- Born: Gary A. Tomkins March 4, 1966 (age 60)

Modified racing career
- Debut season: 1988
- Car number: 84
- Championships: 4
- Wins: 120

Previous series
- 1982-1984 Wins: Street stocks 26

Championship titles
- 2004 Mr. Dirt Champion

= Gary Tomkins =

American Dirt Modified racing driver (born 1966)

Gary Tomkins (born March 4, 1966) is an American dirt modified racing driver. Tomkins has 146 feature event wins in the U.S., Canada and Australia.

==Racing career==
Tomkins gutted a Dodge Challenger at the age of 15 and entered it in the Street Stock class at the Canandaigua Speedway, New York, winning 26 times over the following two years. Tomkins then spent the next few years attending college and working for chassis builder Maynard Troyer, while piecing together a Sportsman car, which he raced to Canandaigua's division title in 1989. Gaining some attention as Danny Johnon's relief driver for one race in 1990, Tomkins was next invited to race full time by car owner Darrell Simmons, and scored his first Modified victory in 1992.

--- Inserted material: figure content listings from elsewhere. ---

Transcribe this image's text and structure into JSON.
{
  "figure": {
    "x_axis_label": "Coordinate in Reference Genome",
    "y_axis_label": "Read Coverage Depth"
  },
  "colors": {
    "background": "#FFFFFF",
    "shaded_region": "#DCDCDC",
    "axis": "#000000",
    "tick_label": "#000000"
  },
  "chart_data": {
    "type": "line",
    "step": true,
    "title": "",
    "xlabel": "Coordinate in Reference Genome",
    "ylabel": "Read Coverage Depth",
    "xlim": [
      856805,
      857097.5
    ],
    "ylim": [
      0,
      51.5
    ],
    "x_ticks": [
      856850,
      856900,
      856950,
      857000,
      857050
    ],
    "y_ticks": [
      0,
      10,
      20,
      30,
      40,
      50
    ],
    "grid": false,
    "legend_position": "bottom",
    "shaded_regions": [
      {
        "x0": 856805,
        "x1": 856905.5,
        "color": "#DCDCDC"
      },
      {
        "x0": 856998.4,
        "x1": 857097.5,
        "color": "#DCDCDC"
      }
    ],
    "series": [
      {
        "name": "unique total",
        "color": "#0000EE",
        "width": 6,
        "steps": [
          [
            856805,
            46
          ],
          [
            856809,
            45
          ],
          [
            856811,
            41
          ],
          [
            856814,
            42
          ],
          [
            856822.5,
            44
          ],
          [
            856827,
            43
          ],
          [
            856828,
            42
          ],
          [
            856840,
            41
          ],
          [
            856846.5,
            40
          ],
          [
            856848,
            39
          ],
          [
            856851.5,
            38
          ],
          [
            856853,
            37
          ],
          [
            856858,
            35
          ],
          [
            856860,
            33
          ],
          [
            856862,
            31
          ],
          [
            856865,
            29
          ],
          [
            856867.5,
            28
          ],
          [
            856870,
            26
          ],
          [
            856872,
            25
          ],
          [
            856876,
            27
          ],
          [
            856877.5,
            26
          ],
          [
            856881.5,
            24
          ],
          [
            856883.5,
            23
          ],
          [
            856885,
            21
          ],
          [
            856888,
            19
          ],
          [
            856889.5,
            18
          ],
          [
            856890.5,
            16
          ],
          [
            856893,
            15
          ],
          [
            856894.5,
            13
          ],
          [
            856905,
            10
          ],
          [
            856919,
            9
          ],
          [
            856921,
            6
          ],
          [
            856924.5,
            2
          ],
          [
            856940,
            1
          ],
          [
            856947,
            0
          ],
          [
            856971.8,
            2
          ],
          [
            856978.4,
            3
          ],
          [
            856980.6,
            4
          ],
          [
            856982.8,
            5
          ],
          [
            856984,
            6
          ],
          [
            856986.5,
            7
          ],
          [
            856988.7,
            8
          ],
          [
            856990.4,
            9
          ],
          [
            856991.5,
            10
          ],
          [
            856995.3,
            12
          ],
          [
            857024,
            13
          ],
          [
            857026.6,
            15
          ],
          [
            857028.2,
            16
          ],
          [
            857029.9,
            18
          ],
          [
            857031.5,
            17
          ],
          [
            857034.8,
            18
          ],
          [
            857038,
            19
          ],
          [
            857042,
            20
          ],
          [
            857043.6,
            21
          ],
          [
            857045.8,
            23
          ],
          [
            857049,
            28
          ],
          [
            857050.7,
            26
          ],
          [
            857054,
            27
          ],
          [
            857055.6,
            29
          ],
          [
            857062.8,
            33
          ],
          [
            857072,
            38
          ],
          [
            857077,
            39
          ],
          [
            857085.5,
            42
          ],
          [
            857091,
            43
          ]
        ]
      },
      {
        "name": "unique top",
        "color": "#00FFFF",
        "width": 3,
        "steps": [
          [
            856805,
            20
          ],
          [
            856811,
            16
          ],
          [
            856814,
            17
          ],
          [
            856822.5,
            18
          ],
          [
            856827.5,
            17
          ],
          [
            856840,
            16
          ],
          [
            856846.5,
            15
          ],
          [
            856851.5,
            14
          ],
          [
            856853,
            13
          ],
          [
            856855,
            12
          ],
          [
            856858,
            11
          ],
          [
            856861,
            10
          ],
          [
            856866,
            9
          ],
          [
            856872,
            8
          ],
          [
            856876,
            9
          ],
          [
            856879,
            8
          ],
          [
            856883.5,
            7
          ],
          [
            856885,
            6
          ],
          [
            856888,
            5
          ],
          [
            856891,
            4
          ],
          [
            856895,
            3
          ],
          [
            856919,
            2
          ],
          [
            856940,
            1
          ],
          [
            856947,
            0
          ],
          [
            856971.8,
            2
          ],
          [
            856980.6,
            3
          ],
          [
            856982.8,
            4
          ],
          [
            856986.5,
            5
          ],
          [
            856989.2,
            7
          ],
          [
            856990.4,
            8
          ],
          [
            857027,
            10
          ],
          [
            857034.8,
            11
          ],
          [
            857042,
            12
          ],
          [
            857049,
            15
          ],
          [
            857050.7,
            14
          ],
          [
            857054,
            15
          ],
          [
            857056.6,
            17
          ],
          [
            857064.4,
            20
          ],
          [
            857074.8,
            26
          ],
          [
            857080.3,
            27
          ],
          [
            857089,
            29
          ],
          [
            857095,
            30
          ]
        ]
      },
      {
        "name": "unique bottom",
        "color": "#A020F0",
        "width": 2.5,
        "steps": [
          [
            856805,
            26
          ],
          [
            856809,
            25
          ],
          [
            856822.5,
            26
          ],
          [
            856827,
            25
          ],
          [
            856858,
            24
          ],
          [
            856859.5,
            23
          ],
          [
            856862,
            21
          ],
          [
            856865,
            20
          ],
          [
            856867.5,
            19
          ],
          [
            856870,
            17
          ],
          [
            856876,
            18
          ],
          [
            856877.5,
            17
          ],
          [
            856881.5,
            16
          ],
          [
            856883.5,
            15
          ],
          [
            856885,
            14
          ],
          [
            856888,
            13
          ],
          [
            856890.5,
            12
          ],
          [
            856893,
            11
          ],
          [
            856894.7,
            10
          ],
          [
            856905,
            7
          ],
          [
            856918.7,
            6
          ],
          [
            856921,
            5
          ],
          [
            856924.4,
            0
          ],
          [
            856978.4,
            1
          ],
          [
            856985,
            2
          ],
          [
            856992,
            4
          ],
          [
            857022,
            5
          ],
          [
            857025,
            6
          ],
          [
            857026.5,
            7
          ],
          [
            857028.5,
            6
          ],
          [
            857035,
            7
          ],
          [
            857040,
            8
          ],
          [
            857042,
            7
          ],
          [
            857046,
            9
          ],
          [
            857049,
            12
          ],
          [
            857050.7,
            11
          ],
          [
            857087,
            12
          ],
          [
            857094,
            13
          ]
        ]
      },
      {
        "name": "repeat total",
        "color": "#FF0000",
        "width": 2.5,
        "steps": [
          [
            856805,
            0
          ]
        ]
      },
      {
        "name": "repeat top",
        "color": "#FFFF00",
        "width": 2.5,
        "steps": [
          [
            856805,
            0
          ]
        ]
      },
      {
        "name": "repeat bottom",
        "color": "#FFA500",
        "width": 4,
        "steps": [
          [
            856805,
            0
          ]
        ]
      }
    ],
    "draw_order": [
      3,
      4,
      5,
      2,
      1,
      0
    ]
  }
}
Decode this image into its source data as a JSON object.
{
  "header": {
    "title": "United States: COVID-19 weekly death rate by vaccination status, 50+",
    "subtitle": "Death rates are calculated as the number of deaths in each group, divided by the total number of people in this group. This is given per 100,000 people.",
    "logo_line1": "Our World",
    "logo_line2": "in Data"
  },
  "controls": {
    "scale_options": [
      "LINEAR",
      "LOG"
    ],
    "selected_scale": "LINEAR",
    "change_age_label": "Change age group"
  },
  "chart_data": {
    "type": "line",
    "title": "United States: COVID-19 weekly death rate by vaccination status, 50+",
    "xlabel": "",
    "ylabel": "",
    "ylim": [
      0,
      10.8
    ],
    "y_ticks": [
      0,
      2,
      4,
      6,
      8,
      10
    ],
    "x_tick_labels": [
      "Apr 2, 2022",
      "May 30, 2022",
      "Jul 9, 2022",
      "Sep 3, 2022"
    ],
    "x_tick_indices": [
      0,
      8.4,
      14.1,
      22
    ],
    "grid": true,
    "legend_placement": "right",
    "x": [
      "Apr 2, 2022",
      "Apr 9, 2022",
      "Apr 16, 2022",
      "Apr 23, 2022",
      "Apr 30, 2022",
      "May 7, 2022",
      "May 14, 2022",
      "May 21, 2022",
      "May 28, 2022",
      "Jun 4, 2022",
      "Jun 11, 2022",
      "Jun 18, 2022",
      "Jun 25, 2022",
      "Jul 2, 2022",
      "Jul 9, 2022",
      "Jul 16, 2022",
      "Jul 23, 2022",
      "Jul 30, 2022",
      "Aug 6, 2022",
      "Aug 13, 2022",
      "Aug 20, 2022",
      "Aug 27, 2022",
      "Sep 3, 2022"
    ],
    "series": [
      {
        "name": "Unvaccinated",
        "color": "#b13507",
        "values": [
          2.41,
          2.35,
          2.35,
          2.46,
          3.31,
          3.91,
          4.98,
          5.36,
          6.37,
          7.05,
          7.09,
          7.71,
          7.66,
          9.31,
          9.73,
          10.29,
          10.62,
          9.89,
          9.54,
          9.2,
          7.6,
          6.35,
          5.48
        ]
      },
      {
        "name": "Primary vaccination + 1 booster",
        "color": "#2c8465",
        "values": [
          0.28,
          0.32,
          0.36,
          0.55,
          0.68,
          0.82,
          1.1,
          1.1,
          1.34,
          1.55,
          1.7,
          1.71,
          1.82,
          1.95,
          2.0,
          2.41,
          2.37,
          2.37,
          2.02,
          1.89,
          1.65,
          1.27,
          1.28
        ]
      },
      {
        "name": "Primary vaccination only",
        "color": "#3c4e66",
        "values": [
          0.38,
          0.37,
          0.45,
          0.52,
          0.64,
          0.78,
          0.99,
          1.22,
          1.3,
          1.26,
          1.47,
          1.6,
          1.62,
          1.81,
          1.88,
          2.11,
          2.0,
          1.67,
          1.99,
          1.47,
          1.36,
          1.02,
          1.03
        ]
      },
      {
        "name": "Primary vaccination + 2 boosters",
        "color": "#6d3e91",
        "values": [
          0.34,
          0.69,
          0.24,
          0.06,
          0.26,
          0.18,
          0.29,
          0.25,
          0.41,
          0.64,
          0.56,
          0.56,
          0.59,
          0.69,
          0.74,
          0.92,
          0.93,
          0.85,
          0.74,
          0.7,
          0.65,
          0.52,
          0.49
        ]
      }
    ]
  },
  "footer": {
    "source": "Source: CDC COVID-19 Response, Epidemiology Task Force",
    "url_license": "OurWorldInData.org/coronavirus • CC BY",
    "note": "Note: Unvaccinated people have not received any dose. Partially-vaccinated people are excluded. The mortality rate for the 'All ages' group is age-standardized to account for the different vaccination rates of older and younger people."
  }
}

Tomkins claimed the 2004 track championship at Brewerton Speedway, New York, and the 2004 and 2005 modified crowns at Rolling Wheels Raceway in Elbridge, New York.. He was victorious at 14 different tracks including Can-Am Speedway (LaFargeville), Utica-Rome Speedway (Vernon) and Weedsport Speedway in New York; Cornwall Motor Speedway in Ontario, Canada; Hagerstown Speedway, Maryland; and Lismore Speedway in New South Wales, Australia.

Tomkins was inducted into the Northeast Dirt Modified Hall of Fame in 2024.